Proud To Be Catholic
And it came to pass yours truly directed his unworthy person toward the local church at lunchtime, in order to attend the Ash Wednesday Mass.
A huge queue (up to the end of the block) had formed itself outside of the building. As I went in, I noticed another huge queue had formed the other side of the entrance.
The Church had not one, but three masses at lunchtime, plus morning and evening. Obviously all packed.
At the end of my mass, we were made to go out from the fire exit to facilitate the entrance of the “huge crowd waiting outside” for the next one (so the priest, verbatim).
If it had not been for the Mass (which was reverent, but strictly NO) I would have fancied myself in 1957.
Those attending – working in a busy business district – were exactly the kind of people Francis bashes all the time: the well employed, going about their busy lives, almost all in suit and tie. They had nothing of “periphery” in them, nor was any sheep stink to be detected. They are the one supposed to be tepid, bashing in their own securities, and all that Francis rubbish we all know.
The interesting thing is that I attended the same Ash Wednesday mass in the same church some years ago, and there was absolutely nothing of the sort. Absolutely.Nothing.Of.The.Sort.

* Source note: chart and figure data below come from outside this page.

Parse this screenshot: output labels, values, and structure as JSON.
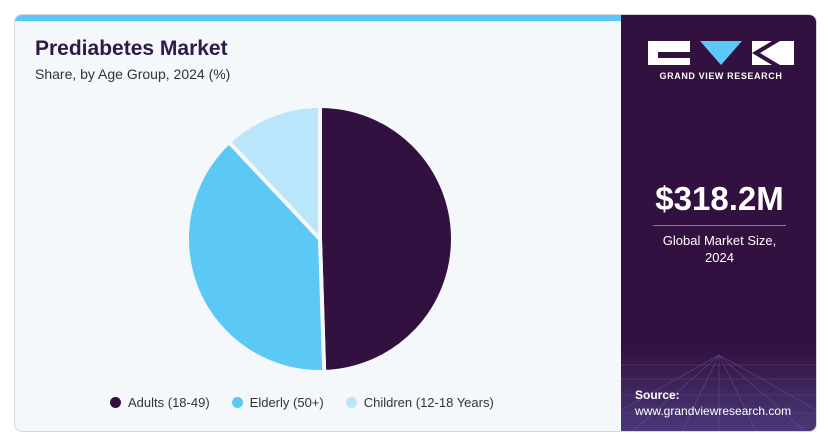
{
  "header": {
    "title": "Prediabetes Market",
    "subtitle": "Share, by Age Group, 2024 (%)"
  },
  "brand": {
    "name": "GRAND VIEW RESEARCH"
  },
  "sidebar": {
    "market_size": "$318.2M",
    "market_size_label_line1": "Global Market Size,",
    "market_size_label_line2": "2024",
    "source_label": "Source:",
    "source_url": "www.grandviewresearch.com"
  },
  "colors": {
    "adults": "#32103f",
    "elderly": "#5bc8f5",
    "children": "#b9e6fb",
    "accent_bar": "#5bc8f5",
    "sidebar_bg": "#32103f"
  },
  "chart_data": {
    "type": "pie",
    "title": "Prediabetes Market",
    "subtitle": "Share, by Age Group, 2024 (%)",
    "legend_position": "bottom",
    "slices": [
      {
        "label": "Adults (18-49)",
        "value": 49.5
      },
      {
        "label": "Elderly (50+)",
        "value": 38.5
      },
      {
        "label": "Children (12-18 Years)",
        "value": 12.0
      }
    ]
  }
}
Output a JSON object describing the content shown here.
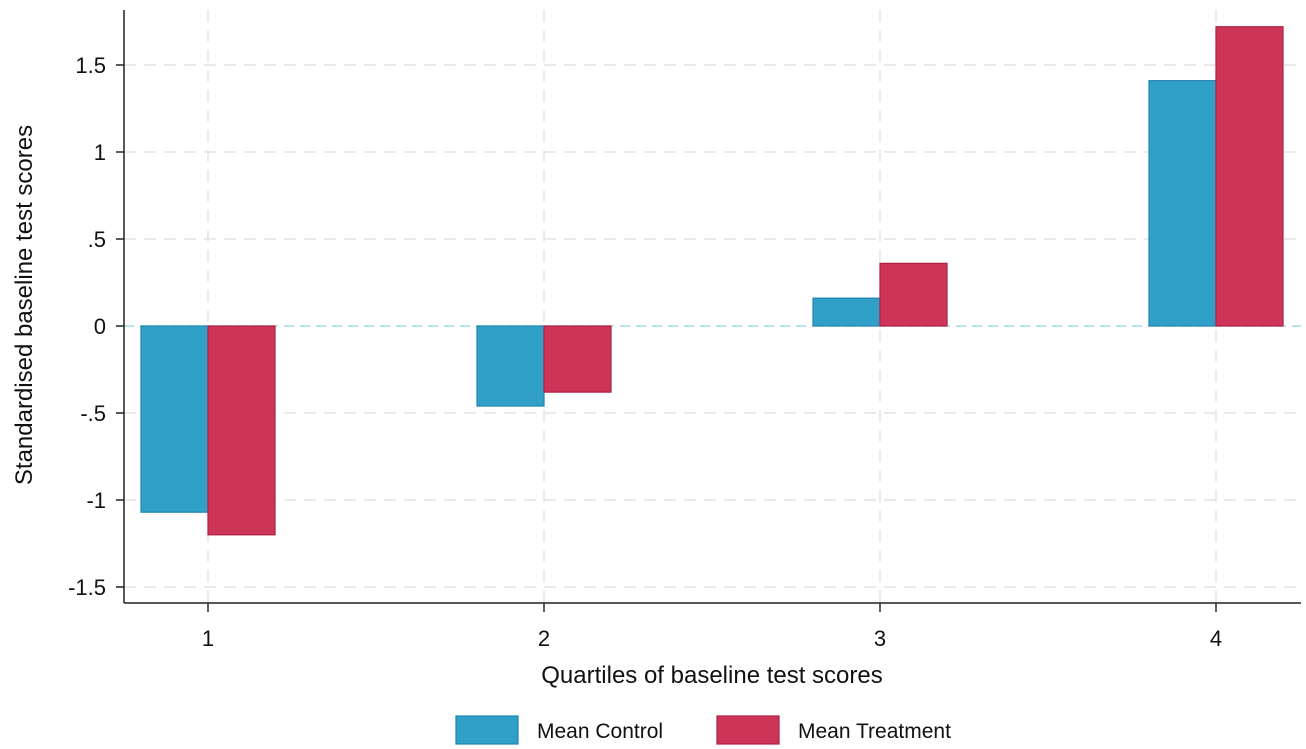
{
  "chart_data": {
    "type": "bar",
    "title": "",
    "xlabel": "Quartiles of baseline test scores",
    "ylabel": "Standardised baseline test scores",
    "categories": [
      "1",
      "2",
      "3",
      "4"
    ],
    "series": [
      {
        "name": "Mean Control",
        "values": [
          -1.07,
          -0.46,
          0.16,
          1.41
        ],
        "color": "#31a0c8"
      },
      {
        "name": "Mean Treatment",
        "values": [
          -1.2,
          -0.38,
          0.36,
          1.72
        ],
        "color": "#cc3458"
      }
    ],
    "yticks": [
      1.5,
      1,
      0.5,
      0,
      -0.5,
      -1,
      -1.5
    ],
    "ytick_labels": [
      "1.5",
      "1",
      ".5",
      "0",
      "-.5",
      "-1",
      "-1.5"
    ],
    "ylim": [
      -1.6,
      1.8
    ],
    "grid": true,
    "zero_line": true,
    "legend_position": "bottom-center"
  }
}
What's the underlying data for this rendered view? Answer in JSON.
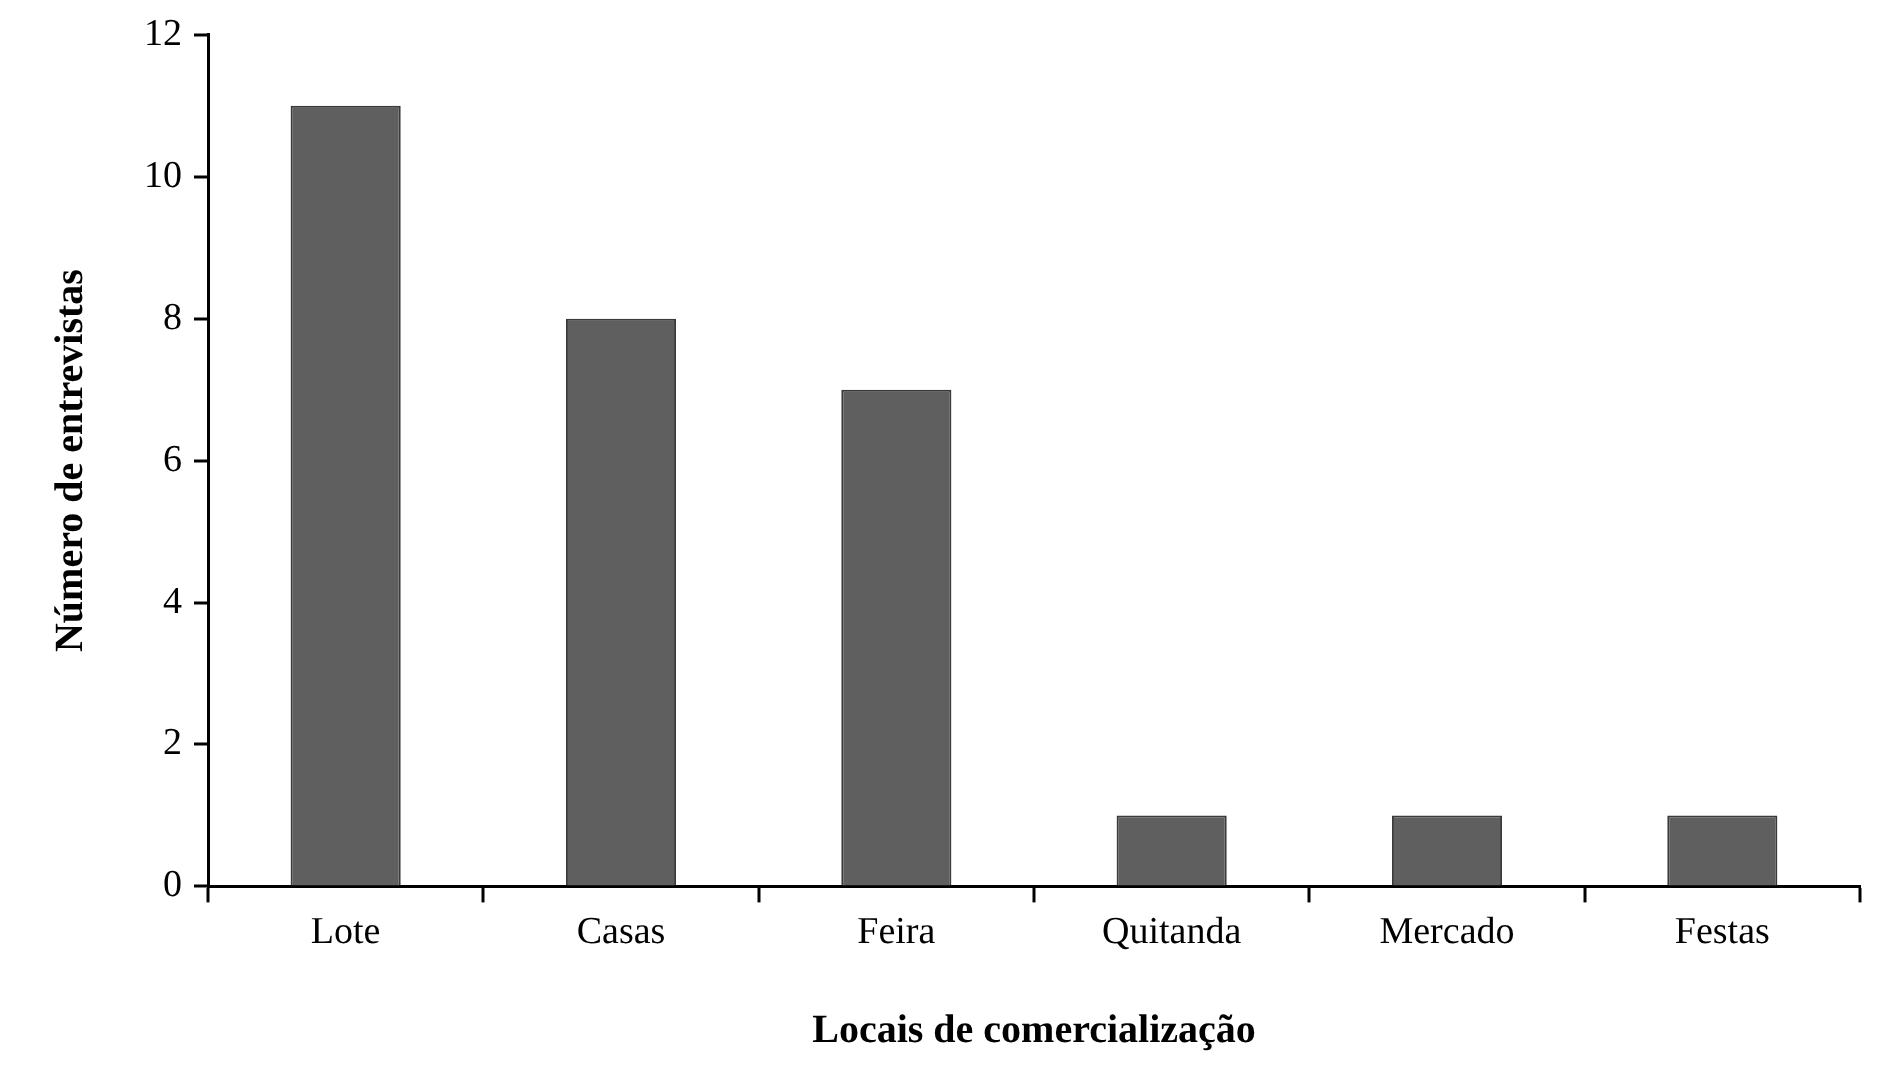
{
  "chart_data": {
    "type": "bar",
    "xlabel": "Locais de comercialização",
    "ylabel": "Número de entrevistas",
    "categories": [
      "Lote",
      "Casas",
      "Feira",
      "Quitanda",
      "Mercado",
      "Festas"
    ],
    "values": [
      11,
      8,
      7,
      1,
      1,
      1
    ],
    "color": "#5f5f5f",
    "ylim": [
      0,
      12
    ],
    "yticks": [
      0,
      2,
      4,
      6,
      8,
      10,
      12
    ],
    "grid": false,
    "legend": false
  }
}
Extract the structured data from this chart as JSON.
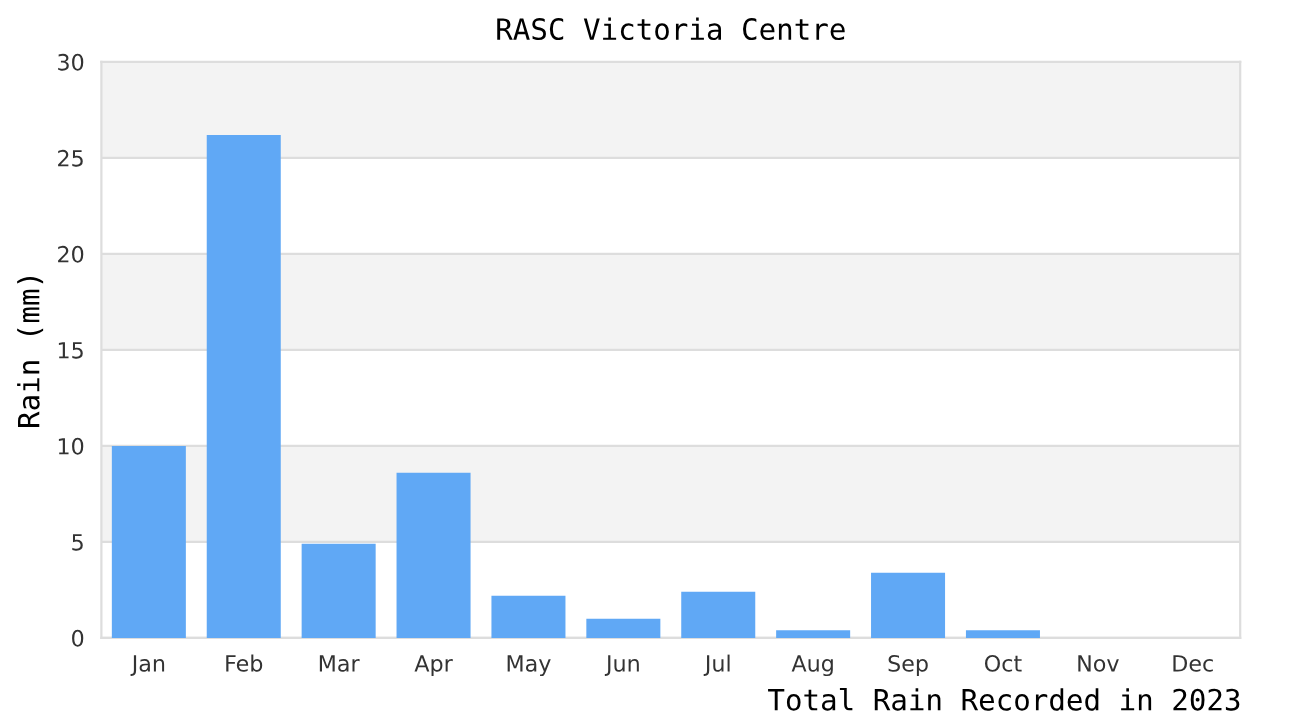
{
  "chart_data": {
    "type": "bar",
    "title": "RASC Victoria Centre",
    "ylabel": "Rain (mm)",
    "categories": [
      "Jan",
      "Feb",
      "Mar",
      "Apr",
      "May",
      "Jun",
      "Jul",
      "Aug",
      "Sep",
      "Oct",
      "Nov",
      "Dec"
    ],
    "values": [
      10.0,
      26.2,
      4.9,
      8.6,
      2.2,
      1.0,
      2.4,
      0.4,
      3.4,
      0.4,
      0,
      0
    ],
    "color": "#60a8f5",
    "ylim": [
      0,
      30
    ],
    "yticks": [
      0,
      5,
      10,
      15,
      20,
      25,
      30
    ],
    "grid": "y",
    "bands": [
      {
        "axis": "y",
        "from": 5,
        "to": 10,
        "color": "#f3f3f3"
      },
      {
        "axis": "y",
        "from": 15,
        "to": 20,
        "color": "#f3f3f3"
      },
      {
        "axis": "y",
        "from": 25,
        "to": 30,
        "color": "#f3f3f3"
      }
    ],
    "annotations": [
      "Total Rain Recorded in 2023"
    ]
  }
}
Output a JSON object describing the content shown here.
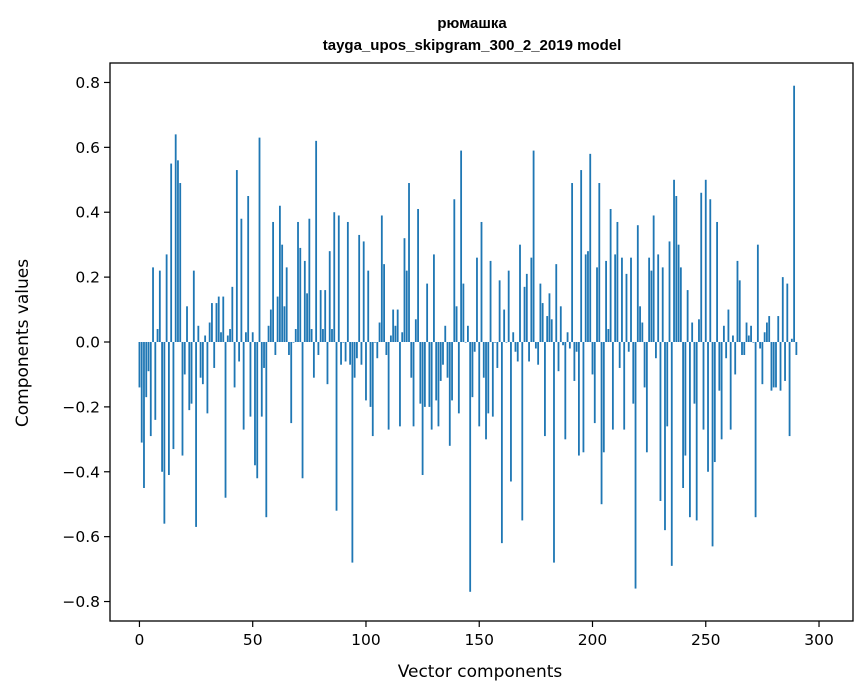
{
  "chart_data": {
    "type": "bar",
    "title": [
      "рюмашка",
      "tayga_upos_skipgram_300_2_2019 model"
    ],
    "xlabel": "Vector components",
    "ylabel": "Components values",
    "xlim": [
      -13,
      315
    ],
    "ylim": [
      -0.86,
      0.86
    ],
    "xticks": [
      0,
      50,
      100,
      150,
      200,
      250,
      300
    ],
    "yticks": [
      -0.8,
      -0.6,
      -0.4,
      -0.2,
      0.0,
      0.2,
      0.4,
      0.6,
      0.8
    ],
    "ytick_labels": [
      "−0.8",
      "−0.6",
      "−0.4",
      "−0.2",
      "0.0",
      "0.2",
      "0.4",
      "0.6",
      "0.8"
    ],
    "grid": false,
    "legend": "none",
    "bar_color": "#1f77b4",
    "x_start": 0,
    "values": [
      -0.14,
      -0.31,
      -0.45,
      -0.17,
      -0.09,
      -0.29,
      0.23,
      -0.24,
      0.04,
      0.22,
      -0.4,
      -0.56,
      0.27,
      -0.41,
      0.55,
      -0.33,
      0.64,
      0.56,
      0.49,
      -0.35,
      -0.1,
      0.11,
      -0.21,
      -0.19,
      0.22,
      -0.57,
      0.05,
      -0.11,
      -0.13,
      0.02,
      -0.22,
      0.06,
      0.12,
      -0.08,
      0.12,
      0.14,
      0.03,
      0.14,
      -0.48,
      0.02,
      0.04,
      0.17,
      -0.14,
      0.53,
      -0.06,
      0.38,
      -0.27,
      0.03,
      0.45,
      -0.23,
      0.03,
      -0.38,
      -0.42,
      0.63,
      -0.23,
      -0.08,
      -0.54,
      0.05,
      0.1,
      0.37,
      -0.04,
      0.14,
      0.42,
      0.3,
      0.11,
      0.23,
      -0.04,
      -0.25,
      0.0,
      0.04,
      0.37,
      0.29,
      -0.42,
      0.25,
      0.15,
      0.38,
      0.04,
      -0.11,
      0.62,
      -0.04,
      0.16,
      0.04,
      0.16,
      -0.13,
      0.28,
      0.04,
      0.4,
      -0.52,
      0.39,
      -0.07,
      0.0,
      -0.06,
      0.37,
      -0.07,
      -0.68,
      -0.11,
      -0.05,
      0.33,
      -0.07,
      0.31,
      -0.18,
      0.22,
      -0.2,
      -0.29,
      0.0,
      -0.05,
      0.06,
      0.39,
      0.24,
      -0.04,
      -0.27,
      0.02,
      0.1,
      0.05,
      0.1,
      -0.26,
      0.03,
      0.32,
      0.22,
      0.49,
      -0.11,
      -0.26,
      0.07,
      0.41,
      -0.19,
      -0.41,
      -0.2,
      0.18,
      -0.2,
      -0.27,
      0.27,
      -0.18,
      -0.26,
      -0.12,
      -0.07,
      0.05,
      -0.11,
      -0.32,
      -0.18,
      0.44,
      0.11,
      -0.22,
      0.59,
      0.18,
      0.0,
      0.05,
      -0.77,
      -0.17,
      -0.03,
      0.26,
      -0.26,
      0.37,
      -0.11,
      -0.3,
      -0.22,
      0.25,
      -0.23,
      0.0,
      -0.08,
      0.19,
      -0.62,
      0.1,
      0.0,
      0.22,
      -0.43,
      0.03,
      -0.03,
      -0.06,
      0.3,
      -0.55,
      0.17,
      0.21,
      -0.06,
      0.26,
      0.59,
      -0.02,
      -0.07,
      0.18,
      0.12,
      -0.29,
      0.08,
      0.15,
      0.07,
      -0.68,
      0.24,
      -0.09,
      0.11,
      -0.01,
      -0.3,
      0.03,
      -0.02,
      0.49,
      -0.12,
      -0.03,
      -0.35,
      0.53,
      -0.34,
      0.27,
      0.28,
      0.58,
      -0.1,
      -0.25,
      0.23,
      0.49,
      -0.5,
      -0.34,
      0.25,
      0.04,
      0.41,
      -0.27,
      0.27,
      0.37,
      -0.08,
      0.26,
      -0.27,
      0.21,
      -0.03,
      0.26,
      -0.19,
      -0.76,
      0.36,
      0.11,
      0.06,
      -0.14,
      -0.34,
      0.26,
      0.22,
      0.39,
      -0.05,
      0.27,
      -0.49,
      0.23,
      -0.58,
      -0.26,
      0.31,
      -0.69,
      0.5,
      0.45,
      0.3,
      0.23,
      -0.45,
      -0.35,
      0.16,
      -0.54,
      0.06,
      -0.19,
      -0.55,
      0.07,
      0.46,
      -0.27,
      0.5,
      -0.4,
      0.44,
      -0.63,
      -0.37,
      0.37,
      -0.15,
      -0.3,
      0.05,
      -0.05,
      0.1,
      -0.27,
      0.02,
      -0.1,
      0.25,
      0.19,
      -0.04,
      -0.04,
      0.06,
      0.02,
      0.05,
      0.0,
      -0.54,
      0.3,
      -0.02,
      -0.13,
      0.03,
      0.06,
      0.08,
      -0.15,
      -0.14,
      -0.14,
      0.08,
      -0.15,
      0.2,
      -0.12,
      0.18,
      -0.29,
      0.01,
      0.79,
      -0.04
    ]
  }
}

Now, let us make a little analysis here: is this the Francis Effect?
Clearly not. If Francis had such an effect on the crowds p, they would flock to Rome in droves before, during and after any Holy Year you can or cannot imagine. But they don't, and they actually seem to carefully avoid the place (the smoke of Satan stinks a lot after all).
What might, then, be happening? If you ask me, and unless this is an isolated episode, what is happening might be simply Providence. More and more people, of the more educated – and therefore informed – class, receive an echo of the controversies surrounding Francis; and this gives them a warm feeling of persistence of good values, a consoling, cosy sensation of “good things that won't go away”; and in time, this teanlates – with God's grace – in curiosity, and then interest, and then trial, and then regular practice.
Your humble correspondent could not hide a triumphant feeling, a total exhilaration at being out in the cold, queueing, and reminded of the packed churches of his early, blessed childhood in a Country where the Only Church was the State Religion. One tear, or three, of the purest joy might have escaped his old and tired, far too emotional eyes.
Today I was so proud of being a Catholic. So proud, that for forty minutes I almost forgot the Evil Clown and his band of thieves. It was exhilarating.
Bad Popes may come and go. They can inflict much damage.
But boy: the Church is – without a shadow of a doubt, and in a very visible way – the toughest shop on Earth.